Pictured, five healthy potato bags and one goner.
But that doesn’t mean no potatoes- it just means less potatoes. The point of continually topping up your potato bags is that the covered leaves will turn into more potatoes- but the goner plant had already grown plenty of spuds in the bottom layer.
So I dug it up!
These are the Russian banana fingerling potatoes. And some scallions. This variety is meant to be eaten as new potatoes, so I had to cook them right away.
What was kind of neat was that the skins were so thin that they came off by the scrubbing with the vegetable brush- no peeler necessary!
I cut them up and boiled them with some salt. Put some scallions and olive oil on them and they were the perfect side.
These are amazing potatoes. They’re so creamy in texture even with no cream or butter. Like nothing at the supermarket. “Russian banana” potatoes are the perfect fingerling or new potato- and you can’t get them at the store and only rarely at the farmers market.
I took out the viable dirt and stored it in the empty pepper pot for later use, and folded up the potato bag to store it in the side shed.
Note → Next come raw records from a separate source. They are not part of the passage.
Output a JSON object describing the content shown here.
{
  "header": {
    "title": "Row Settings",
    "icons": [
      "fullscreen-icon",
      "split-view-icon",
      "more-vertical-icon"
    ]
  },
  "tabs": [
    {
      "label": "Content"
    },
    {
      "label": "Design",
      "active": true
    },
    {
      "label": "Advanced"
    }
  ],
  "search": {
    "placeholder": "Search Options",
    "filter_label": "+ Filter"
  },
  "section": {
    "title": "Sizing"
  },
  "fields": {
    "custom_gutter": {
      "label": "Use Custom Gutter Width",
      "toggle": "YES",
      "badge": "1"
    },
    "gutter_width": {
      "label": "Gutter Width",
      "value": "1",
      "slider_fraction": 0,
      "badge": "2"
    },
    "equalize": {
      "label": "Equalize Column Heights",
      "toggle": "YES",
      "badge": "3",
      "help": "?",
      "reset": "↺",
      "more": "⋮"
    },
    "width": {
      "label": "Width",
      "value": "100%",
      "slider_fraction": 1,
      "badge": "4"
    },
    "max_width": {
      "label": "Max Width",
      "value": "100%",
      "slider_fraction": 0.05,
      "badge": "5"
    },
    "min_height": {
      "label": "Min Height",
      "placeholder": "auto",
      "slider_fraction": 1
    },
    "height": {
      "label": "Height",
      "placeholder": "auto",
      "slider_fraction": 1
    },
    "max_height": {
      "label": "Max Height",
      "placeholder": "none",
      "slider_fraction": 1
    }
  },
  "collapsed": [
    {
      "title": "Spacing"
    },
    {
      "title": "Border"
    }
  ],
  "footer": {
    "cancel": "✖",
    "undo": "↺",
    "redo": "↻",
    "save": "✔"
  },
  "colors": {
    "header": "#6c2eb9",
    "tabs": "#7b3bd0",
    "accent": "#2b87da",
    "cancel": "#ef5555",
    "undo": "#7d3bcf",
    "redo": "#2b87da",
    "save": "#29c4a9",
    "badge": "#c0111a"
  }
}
Next potato bag I harvest I’ll save a couple of the better potatoes so I can start some new plants.
So not a ton of potatoes- but choice ones.
Pretty nifty. One of my college roommates grew potatoes in Los Osos, which has a climate similar to yours, and rather sandy soil. I do not grow them intentionally, but some grew wild in my former garden. When I dug them, I dropped the small ones back where they came from, and they did the same the following year.